When defining a simple DataFrame schema, it is simple enough:

val schema = StructType (StructField("foo", StringType, true))

The problem I ran across is when I wanted a nested structure for one of the columns, and one of those entries had an array. Additionally, I was constructing the data for the DataFrame by taking an existing DataFrame, accessing the RDD, and mapping it to a new nested structure. “That’s easy, I thought”, and I just tried to author a nested structure:

val schema =  StructType(
  List(
    StructField("hlikey", StringType, true),
    StructField("states", ArrayType(
      StructType(Seq(
        StructField("statename", StringType, true),
        StructField("statetype", StringType, true),
        StructField("starttime", StringType, true),
        StructField("endtime", StringType, true)
      ))), true)
    )
  )

and then tie the schema to the DataFrame like:

val newRDD = inputDF.map(row => someFunction(row)).groupBy().reduce()... //Etc
val dataFrame = spark.createDataFrame(newRdd, schema)

The data from the RDD looked fine, but when I got to the createDataFrame it gave some opaque error about implicit conversion that gave very little insight into the how the mapping was failing.

Solution

Again, I used the trusty friend the case class as described in Fold Left Example

case class StateEntry(stateName : String,
                      stateType : String,
                      startTime : String,
                      endTime : String)
case class HliStateEntry(hlikey : String, states : List[StateEntry])
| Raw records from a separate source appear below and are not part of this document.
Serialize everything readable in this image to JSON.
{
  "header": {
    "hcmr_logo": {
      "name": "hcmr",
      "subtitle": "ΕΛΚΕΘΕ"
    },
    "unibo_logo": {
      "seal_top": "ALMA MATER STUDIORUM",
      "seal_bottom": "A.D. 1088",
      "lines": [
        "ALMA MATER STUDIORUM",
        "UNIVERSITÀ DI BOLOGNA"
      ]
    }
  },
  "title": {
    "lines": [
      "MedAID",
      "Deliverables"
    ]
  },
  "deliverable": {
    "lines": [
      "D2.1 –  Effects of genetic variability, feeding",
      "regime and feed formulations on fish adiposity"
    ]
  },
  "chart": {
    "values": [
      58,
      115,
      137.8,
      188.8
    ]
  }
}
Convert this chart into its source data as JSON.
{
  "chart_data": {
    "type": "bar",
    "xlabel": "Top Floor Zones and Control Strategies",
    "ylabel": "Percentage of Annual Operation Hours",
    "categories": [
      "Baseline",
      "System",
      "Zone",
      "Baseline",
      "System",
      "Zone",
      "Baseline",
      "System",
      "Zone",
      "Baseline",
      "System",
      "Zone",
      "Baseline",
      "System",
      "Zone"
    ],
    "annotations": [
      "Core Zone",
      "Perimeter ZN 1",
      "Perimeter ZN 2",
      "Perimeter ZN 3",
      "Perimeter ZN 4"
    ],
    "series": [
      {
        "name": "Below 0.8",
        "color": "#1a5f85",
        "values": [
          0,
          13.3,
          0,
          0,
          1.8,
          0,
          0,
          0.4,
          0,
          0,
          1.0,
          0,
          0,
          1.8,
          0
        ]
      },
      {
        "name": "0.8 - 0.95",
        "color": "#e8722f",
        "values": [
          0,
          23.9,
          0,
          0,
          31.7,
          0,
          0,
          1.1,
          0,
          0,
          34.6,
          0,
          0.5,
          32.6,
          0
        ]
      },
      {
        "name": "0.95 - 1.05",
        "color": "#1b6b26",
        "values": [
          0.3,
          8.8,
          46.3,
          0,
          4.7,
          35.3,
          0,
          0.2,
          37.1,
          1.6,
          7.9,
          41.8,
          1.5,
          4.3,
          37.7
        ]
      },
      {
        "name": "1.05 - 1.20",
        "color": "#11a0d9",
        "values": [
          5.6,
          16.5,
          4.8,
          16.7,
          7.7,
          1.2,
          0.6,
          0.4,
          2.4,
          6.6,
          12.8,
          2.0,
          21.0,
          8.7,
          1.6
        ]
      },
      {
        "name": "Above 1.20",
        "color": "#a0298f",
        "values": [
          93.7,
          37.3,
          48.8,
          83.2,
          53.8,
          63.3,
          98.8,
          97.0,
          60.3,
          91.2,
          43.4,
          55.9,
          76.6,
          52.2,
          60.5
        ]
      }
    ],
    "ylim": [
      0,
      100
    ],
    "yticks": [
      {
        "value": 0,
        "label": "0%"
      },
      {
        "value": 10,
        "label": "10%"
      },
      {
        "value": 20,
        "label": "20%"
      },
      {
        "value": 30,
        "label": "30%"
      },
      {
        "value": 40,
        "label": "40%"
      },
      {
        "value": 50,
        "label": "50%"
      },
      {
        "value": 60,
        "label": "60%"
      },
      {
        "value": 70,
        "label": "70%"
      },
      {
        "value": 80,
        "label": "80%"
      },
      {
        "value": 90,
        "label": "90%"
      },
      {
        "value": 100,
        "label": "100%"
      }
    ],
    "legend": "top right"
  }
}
The hierarchy is expressed as a simple parent-child relationship with a list. The resulting function, is given below:

def collectStates(sparkSession : SparkSession) : DataFrame = {
  import sparkSession.implicits._
  val orderStatesTable = readOrderStatesTable()
  val rddHliStateEntry = orderStatesTable.select("hlikey",
    "statename", "statetype", "starttime", "endtime")
    .map(r => HliStateEntry(r.getString(0),
      List(StateEntry(r.getString(1), r.getString(2),
      r.getString(3), r.getString(4)))))
  val grouped = rddHliStateEntry.rdd.map(h => (h.hlikey, h))
    .groupByKey.map(r => (r._1, r._2.toList))
  val reducedGrouped : RDD[HliStateEntry] = grouped
    .map(pr => (pr._1, // make pair to keep hlikey
      pr._2.foldLeft(HliStateEntry(pr._1, List.empty[StateEntry]))
     ((acc,x) => HliStateEntry(x.hlikey, acc.states ++ x.states))))
    .map(_._2) // throw away hlikey (it's now in the case class)
  reducedGrouped.toDF()
}

The complex expressions in the function just massage the containment and grouping of the two case classes. The only interesting things to note are:

scala> collectStates().printSchema
root
 |-- hlikey: string (nullable = true)
 |-- states: array (nullable = true)
 |    |-- element: struct (containsNull = true)
 |    |    |-- stateName: string (nullable = true)
 |    |    |-- stateType: string (nullable = true)
 |    |    |-- startTime: string (nullable = true)
 |    |    |-- endTime: string (nullable = true)

It is unfortunate that the method has to be passed an additional argument for the Spark Session, in order to import the implicit methods, but all that extra work someone did to get schema of nested structures can now be easily leveraged, and so it is worth the small aesthetic flaw.